I am doing Exercise 8.10 (Submodular function minimization) of Introduction to Linear Optimization by Bertsimas and Tsitsiklis and may have found a mistake in (b).
Exercise 8.10* (Submodular function minimization) We are given a finite set $N=\{1,...,n\}$, and a function $f(S)$ defined for all subsets $S$ of $N$. We assume that $f(S)$ is submodular, that is $$ f(S)+f(T)\ge f(S\cap T)+f(S\cup T),\quad\forall\,S,T\subset N. $$ In this exercise, we show how to use the equivalence of separation and optimization to solve the problem of minimizing $f(S)$ over all $S\subset N$.
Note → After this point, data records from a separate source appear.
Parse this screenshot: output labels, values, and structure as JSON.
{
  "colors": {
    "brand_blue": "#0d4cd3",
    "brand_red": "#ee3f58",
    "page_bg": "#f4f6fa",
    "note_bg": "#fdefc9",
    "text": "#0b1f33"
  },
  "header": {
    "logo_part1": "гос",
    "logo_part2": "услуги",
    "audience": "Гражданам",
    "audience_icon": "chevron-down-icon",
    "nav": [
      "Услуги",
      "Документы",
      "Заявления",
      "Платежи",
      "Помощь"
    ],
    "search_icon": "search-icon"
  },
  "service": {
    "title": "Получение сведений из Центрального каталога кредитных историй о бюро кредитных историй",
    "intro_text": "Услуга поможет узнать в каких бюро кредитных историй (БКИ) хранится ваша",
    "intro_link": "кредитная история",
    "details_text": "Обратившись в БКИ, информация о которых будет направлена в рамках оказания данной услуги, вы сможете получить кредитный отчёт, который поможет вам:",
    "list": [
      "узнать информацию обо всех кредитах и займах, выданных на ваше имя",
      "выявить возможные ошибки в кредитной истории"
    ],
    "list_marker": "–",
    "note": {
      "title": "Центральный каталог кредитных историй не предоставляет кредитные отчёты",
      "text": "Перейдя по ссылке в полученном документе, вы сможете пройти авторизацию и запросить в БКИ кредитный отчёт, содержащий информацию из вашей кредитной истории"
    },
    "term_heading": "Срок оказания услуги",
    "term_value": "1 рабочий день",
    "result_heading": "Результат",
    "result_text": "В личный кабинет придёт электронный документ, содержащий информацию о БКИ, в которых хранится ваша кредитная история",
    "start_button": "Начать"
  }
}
(a) Suppose first that $f(S)$ is submodular and nondecreasing, i.e. $f(S)\le f(T)$ if $S\subset T$, and $f(\emptyset)=0$. Consider the polyhedron $$ P(f)=\left\{\mathbf{x\ge 0}:\sum_{j\in S}x_j\le f(S),\ \forall\,S\subset N\right\}, $$ ...
(b) Consider a submodular. but not necessarily nondecreasing, set function $f(S)$. Let $$ f_{\text{mon}}(S)=\min\{f(T)\mid S\subset T\subset N\}-\min\{f(T)\mid T\subset N\}. $$ Prove that $f_{\text{mon}}(S)$ is submodular and nondecreasing, and that $P(f)=P(f_{\text{mon}})$.
The part I am having doubts about is $P(f)=P(f_{\text{mon}})$. Clearly $P(f)\supset P(f_{\text{mon}})$. But I do not think $P(f)\subset P(f_{\text{mon}})$. For example, let $N=\{1\}$ and let $f(S)=1$ for all $S\subset N$. Then $f_{\text{mon}}(S)=0$ for all $S\subset N$. In this case, $$ P(f)=[0,1]\neq\{0\}=P(f_{\text{mon}}). $$
However, if I use $\tilde{f}_{\text{mon}}=\min\{f(T)\mid S\subset T\subset N\}$ (that is, without the constant term $\min\{f(T)\mid T\subset N\}$), then I can show that $P(f)=P(\tilde{f}_{\text{mon}})$.
Did I miss something? Or is this question wrong?